What is an appropriation in accounting terms? While the term appropriation can have several different definitions, for accounting purposes appropriation refers to how money from profits into a company has been spent or used.

One definition of appropriation is to set aside, specifically money, for a particular purpose. For accounting, this specifically refers to profit money in a company. The use of this money is particularly important to investors, which is why all profits spent must be accounted for. For example, a company may decide to appropriate a certain amount of their profits for a capital expenditure, such as a new building.
Another way we hear of appropriaton is when the government appropriates funds for specific projects. This can be through a vote or legislative act, but it is similar to a business appropriating money. The government decides where specific money goes and assigns it to that project.

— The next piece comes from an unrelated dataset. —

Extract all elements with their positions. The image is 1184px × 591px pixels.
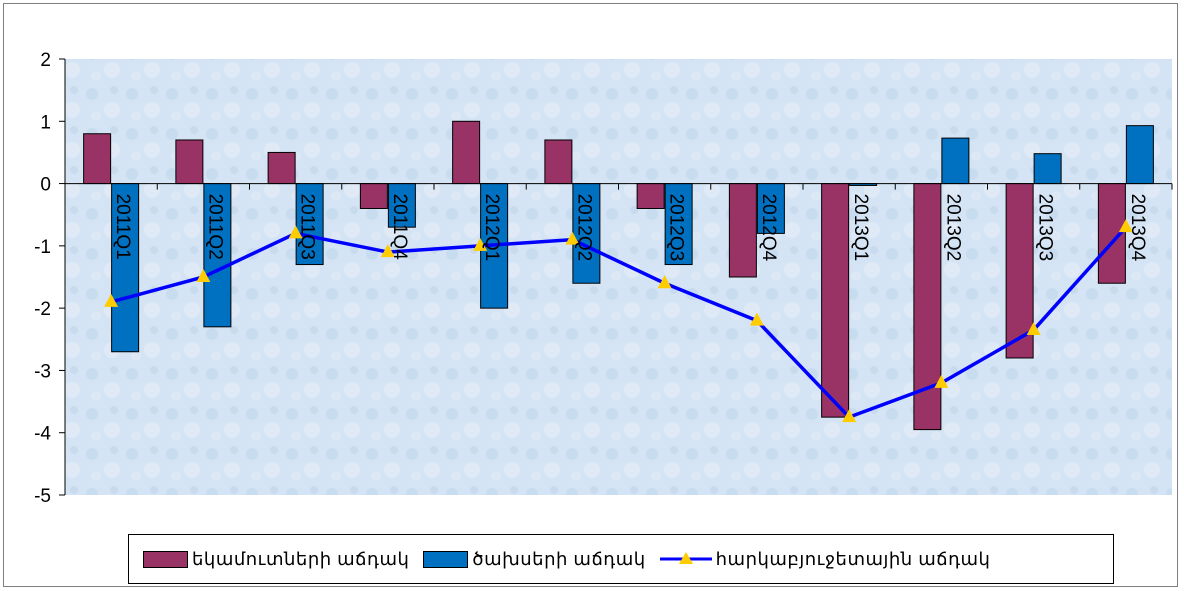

For example, the United States Congress appropriates money from the budget for Naval operations. A Navy dispersing clerk is responsible for reporting disbursements correctly since at any one time three budgets are in effect: the previous years being reconciled, the current one being used, and the next one being created.
Future budgets can be directly impacted by the improper recording procedures, since funding allocation can be re-appropriated in the future and sent to another agency or department.
What is appropriation in accounting? Appropriation means allocating funds to specific projects. The money can then only be used for that project and nothing else. Businesses must detail appropriations on their balance sheet since if it is for a capital expenditure or the profit and loss statement if profit is redirected into revenue expenditures.